Question No. 5: The Destilleria Felipe Segundo is famous for its 15-year-old rum, which it has produced and marketed successfully for the past 70 years. Its latest commercial advertisement uses the line: "Nakatikim ka na ba ng kinse anyos? (Have you tasted a 15-year old?)" Very soon, activist groups promoting women's and children's rights were up in arms against the advertisement.

(a) All advertising companies in the Philippines have formed an association, the Philippine Advertising Council, and have agreed to abide by all the ethical guidelines and decisions by the council. In response to the protests, the council orders the pull-out of the "kinse anyos" advertising campaign. Can Destilleria Felipe Segundo claim that its constitutional rights are thus infringed?

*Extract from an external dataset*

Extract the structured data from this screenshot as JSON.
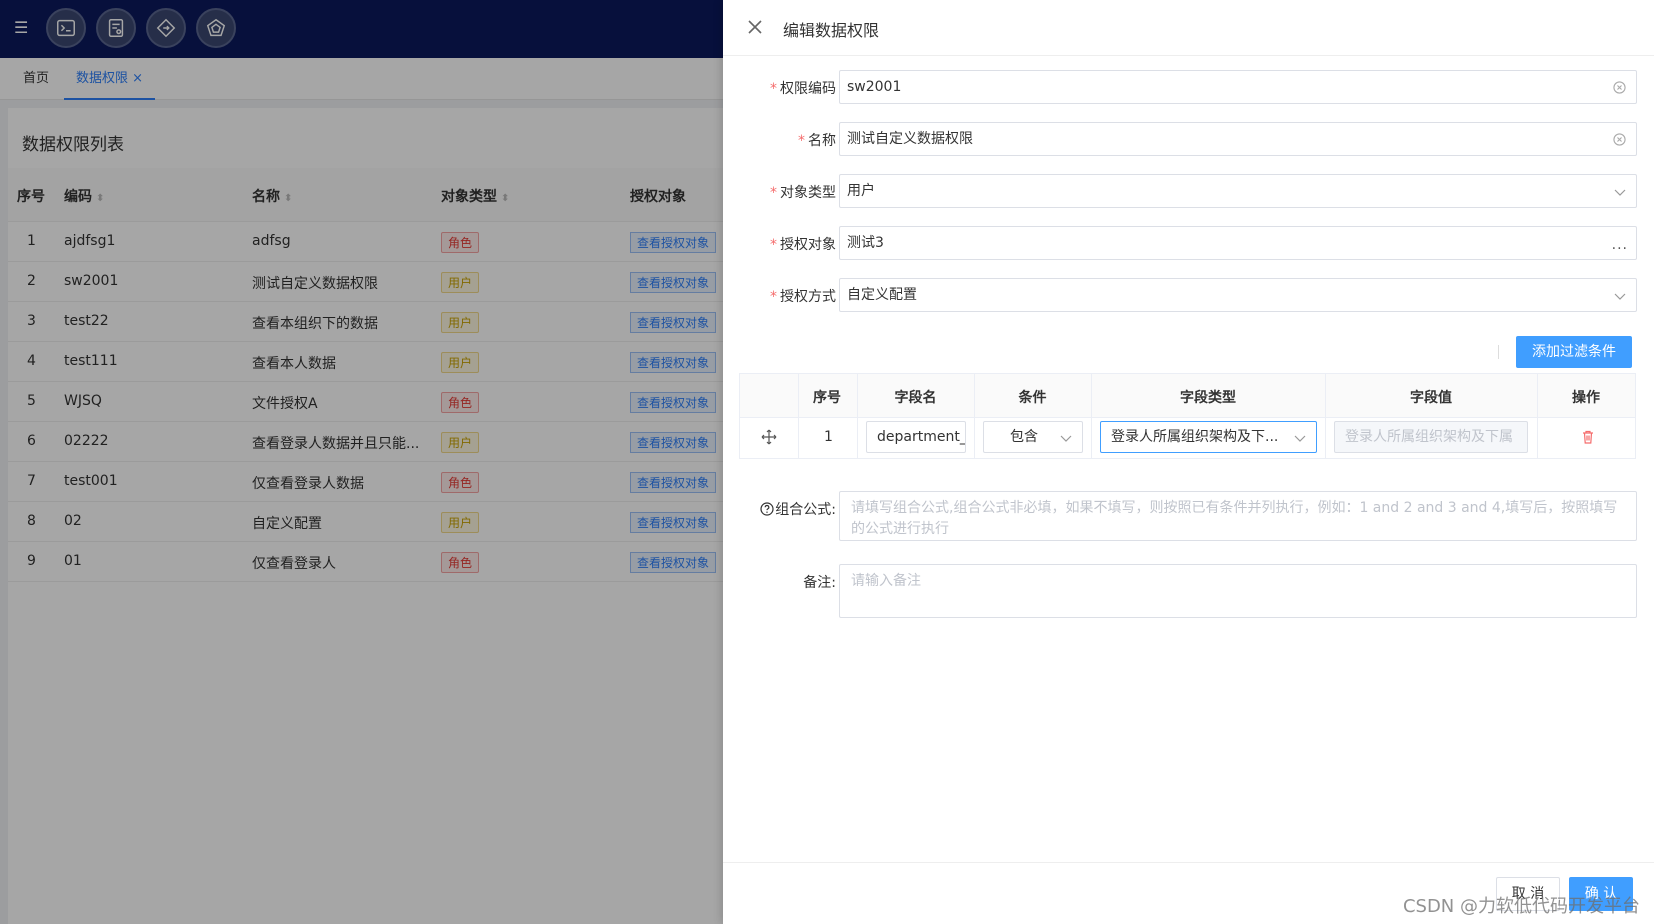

(b) One of the militant groups, the Amazing Amazonas, call on all GOCCs to boycott any newspaper, radio or TV station that carries "kinse anyos" advertisements. They call on all government nominees in sequestered corporations to block any advertising funds allocated for any newspaper, radio or TV station. Can the GOCCs and sequestered corporations validly comply?

* * *

As any lawyer or judge will tell you, there aren't any "right" or "wrong" answers to these questions. The "rightness" or "wrongness" of any position or opinion, after all, depends on the arguments presented, the legal precedents, documents and sources quoted, and the witnesses presented. But legal points or viewpoints can be made only if the lawyer is aware of the legal scholarship underlying these positions.

I am especially grateful for the question regarding the possible "breach of any obligation under international law" by the Philippines, as indicated in Question No. 2. I believe the "international law" alluded to here is the CEDAW, or the Convention on the Elimination of All Forms of Discrimination against Women," which the Philippines has signed and ratified. CEDAW is an international human rights treaty that, among other things, "affirms and upholds women's right to health services including access to all family planning methods." Let's see how many future lawyers cited the right provision, mentioned CEDAW and the Philippine government's obligations as a signatory state, or even knew about CEDAW. Maybe those bar takers who never gave a thought to gender and the law will now see women in a new light.

And while this is just a first step, women should be properly grateful to Azcuna for showing the way in mainstreaming gender issues in the study and application of the law.